Horní Hrad Castle, formerly and alternatively called Hauenštejn Castle (Hauenstein), is a medieval castle in the territory of Krásný Les in the Karlovy Vary Region of the Czech Republic. It is situated in the Ore Mountains. Today it is privately owned.

==History==
The castle was built in the 13th century by King Ottokar II of Bohemia or his son Wenceslaus II to guard royal paths and local mines. The first known owner was Mikuláš Winkler, burgrave of Loket Castle, who sold Horní Hrad Castle to the monastery in Doksany. The monastery exchanged it for another building with King John of Bohemia. His son Charles IV enlarged the castle's estate. The castle frequently changed its keepers in the second half of the 14th century and the 15th century but it more or less remained royal property. The rich Schlick family that started silver mining near Jáchymov won the castle in the 16th century.
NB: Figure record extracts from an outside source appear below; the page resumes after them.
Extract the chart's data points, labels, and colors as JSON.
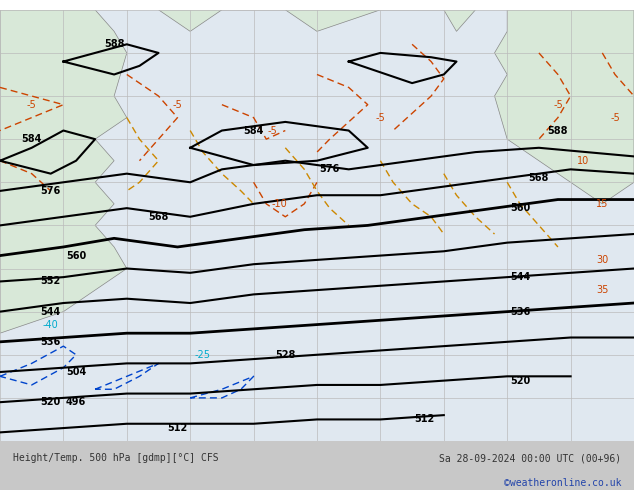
{
  "title_left": "Height/Temp. 500 hPa [gdmp][°C] CFS",
  "title_right": "Sa 28-09-2024 00:00 UTC (00+96)",
  "credit": "©weatheronline.co.uk",
  "background_color": "#e8e8e8",
  "map_background": "#d8e8d8",
  "ocean_color": "#e0e8f0",
  "grid_color": "#bbbbbb",
  "fig_width": 6.34,
  "fig_height": 4.9,
  "dpi": 100,
  "bottom_bar_color": "#c8c8c8",
  "bottom_text_color": "#333333",
  "credit_color": "#2244aa",
  "height_contour_color": "#000000",
  "temp_warm_color": "#cc4400",
  "temp_cold_color": "#0044cc",
  "temp_neg25_color": "#00aacc",
  "orange_contour_color": "#cc8800",
  "geopotential_labels": [
    "496",
    "504",
    "512",
    "520",
    "528",
    "536",
    "544",
    "552",
    "560",
    "568",
    "576",
    "584",
    "588"
  ],
  "temp_labels_warm": [
    "-5",
    "10",
    "15",
    "30",
    "35"
  ],
  "temp_labels_cold": [
    "-40"
  ]
}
The Schlicks rebuilt the castle in the Renaissance style after a fire in 1600. In 1663, the Schlicks sold the castle to the Saxe-Lauenburg ducal family and it became part of the Ostrov estate. The castle was in the hands of the Baden family from 1689. When the last male member of the family died in 1771, the property of the Badens in Bohemia was inherited by the royal family of Maria Theresa. The Habsburgs sold it to the Buquoy family in 1837. Countess Gabrielle Buquoy started to rebuild the castle in a Romantic style. Ferdinand Buquoy continued the reconstruction under the influence of historism, taking its examples from England (Windsor, Arundel, Belvoir, Lancaster or Oxford) and Bavaria (Hohenswangau, Lahneck).

===20th century===
In World War II it was used by the Hitler Youth and it was also used for snake experiments – a snake from the genus of Coluber was set in the location to fight the adder and a kind of serum was developed there that Rommel used in Africa. After the war, it was confiscated by the state and the communists made it an accommodation for the uranium miners in Jáchymov, and then for a youth organisation. In 1958, it was condemned as not suitable for living and closed up. From that time onwards, it was constantly being ruined, partly by time, partly by vandals.

==Present==
In 2000 Pavel Palacký, a descendant of Czech historian František Palacký, bought the castle from the municipality of Krásný Les and started with its sanitation.